Who is paying to save the zombie trees?
As well as time pressure, there’s money pressure.
Initially cash came from the Ministry for Primary Industry's response to myrtle rust, which funded 21 projects. Plant and Food Research has helped out with consumables and funding and Wellington City Council has also been supportive of van der Walt’s time spent on the project.
This initial funding has come to an end, meaning the future is uncertain.
“From now on, I will need to look for funding to continue the work.”
While only one tree in Auckland has been reported to have myrtle rust, van der Walt doesn’t think this means the species is mainly escaping infection and efforts can be relaxed. She said she knows of no active surveillance of the scattered populations.
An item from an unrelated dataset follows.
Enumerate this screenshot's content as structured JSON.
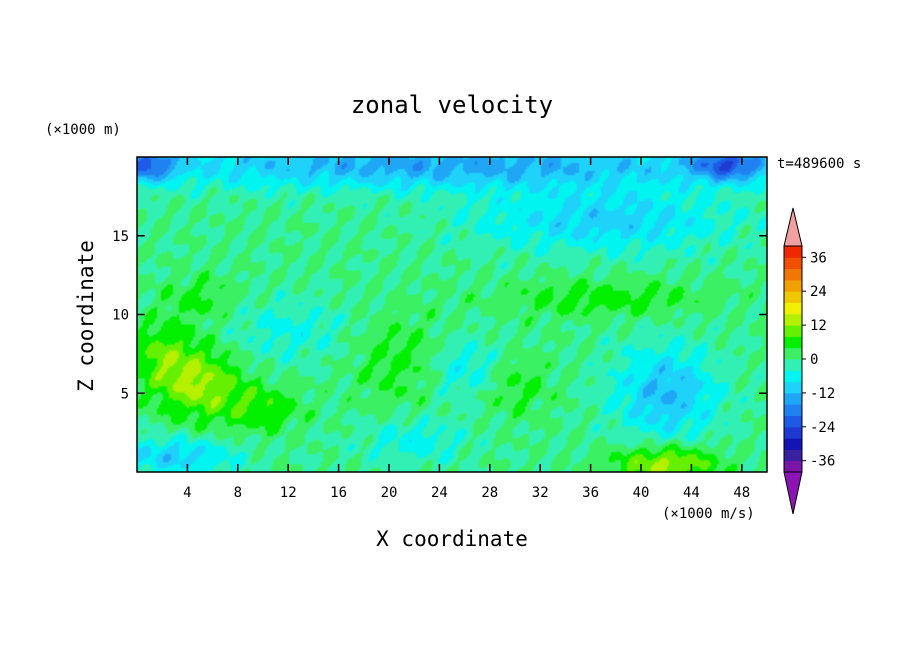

Infection for some species can mean rapid death.
“They have species in Australia, big trees, that they are now recording total fatality of that tree within two years.”
She also warns other plant species in New Zealand have soggy seeds, and figuring out the intricacies of preserving each species will take plenty of time, as it has for swamp maire. Building an insurance plan of preserved seeds takes time and resources and very little is being done at present.
“I'm always worried about waiting until a disease strikes, or we see decline or something gets highly threatened before we give it attention to work on.”
She was out surveying trees this week and said the seeds were still too small to collect. In a few weeks she thinks they’ll be ready and the rush will begin. She's hopeful this season will be the season where a successful method is found.
“We are a long way down the track and I'm feeling really positive for this upcoming season for a significant breakthrough.”